Bavarian leader Markus Söder on Monday issued a stern warning over the rising popularity of the Alternative for Germany (AfD), as opinion polls suggest that support for the far-right party continues to grow following February’s federal election.
“Let’s not allow our country to be destroyed,” said the Bavarian state premier at an event in Abensberg, to the north of Munich.
“I am telling you clearly now: No to the AfD taking over Germany and Bavaria.”
German liberty was “more fragile than ever,” Söder, whose conservative party is a partner in the national governing coalition, warned.
Söder was speaking at the annual Gillamoos festival, which traditionally begins in the morning and sees high-profile figures of Germany’s main political parties addressing supporters and other revellers while they enjoy a big pint of Bavarian beer.
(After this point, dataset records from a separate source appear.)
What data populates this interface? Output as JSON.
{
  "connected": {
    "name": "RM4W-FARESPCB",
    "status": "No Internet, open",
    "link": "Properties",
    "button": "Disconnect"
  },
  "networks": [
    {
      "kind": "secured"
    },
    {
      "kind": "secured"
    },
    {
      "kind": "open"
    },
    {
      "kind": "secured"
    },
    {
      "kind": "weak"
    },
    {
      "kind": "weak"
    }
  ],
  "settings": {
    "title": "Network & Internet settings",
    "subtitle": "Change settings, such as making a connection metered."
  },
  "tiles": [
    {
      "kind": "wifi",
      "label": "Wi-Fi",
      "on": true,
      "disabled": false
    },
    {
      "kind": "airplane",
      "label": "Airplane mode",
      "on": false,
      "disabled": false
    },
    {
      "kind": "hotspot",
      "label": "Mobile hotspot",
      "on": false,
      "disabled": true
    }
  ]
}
AfD co-leader Tino Chrupalla also addressed the crowd at the festival, expressing confidence that the anti-immigrant and anti-establishment party, currently the biggest opposition force in parliament, would win the country’s next election scheduled for 2029.
Söder said the AfD’s aim was “to divide, to weaken and to develop different form of democracy.”
AfD leader predicts 2029 election victory
The AfD won regional elections in the eastern state of Thuringia last year – marking the first time since the defeat of Nazi Germany in World War II that a far-right party has won a statewide election in the country.
Domestic intelligence has classified the party as a suspected far-right extremist organization over what it considers to be xenophobic and anti-democratic tendencies. An upgrade of the assessment to confirmed extremist issued earlier this year has been suspended due to a legal challenged brought by the AfD.
Regardless, opinion polls following February’s parliamentary elections, which saw the AfD garner its best-ever result at national level at around 20%, suggest that support for the party remains high and is growing.
Chrupalla, who leads the AfD together with Alice Weidel, said he was certain that the party will come out on top in the country’s next general elections scheduled for 2029, in remarks to supporters at the festival on Monday.
“We will get this ship back into shape,” Chrupalla told some several hundred attendees at his address in Abensberg.
The party has the answers and ideas that citizens want to hear, the AfD leader said, vowing to paint the country blue – in a reference to the AfD colours.
Both the AfD chief and the party’s leader in the Bavarian state parliament, Katrin Ebner-Steiner, called for large-scale deportations of criminal migrants and those without a right to stay.
All those who are in Germany illegally, Ebner-Steiner said, “will be removed from the country by the hundreds of thousands.”
“We will deport, deport, deport until the runways in Munich are glowing.”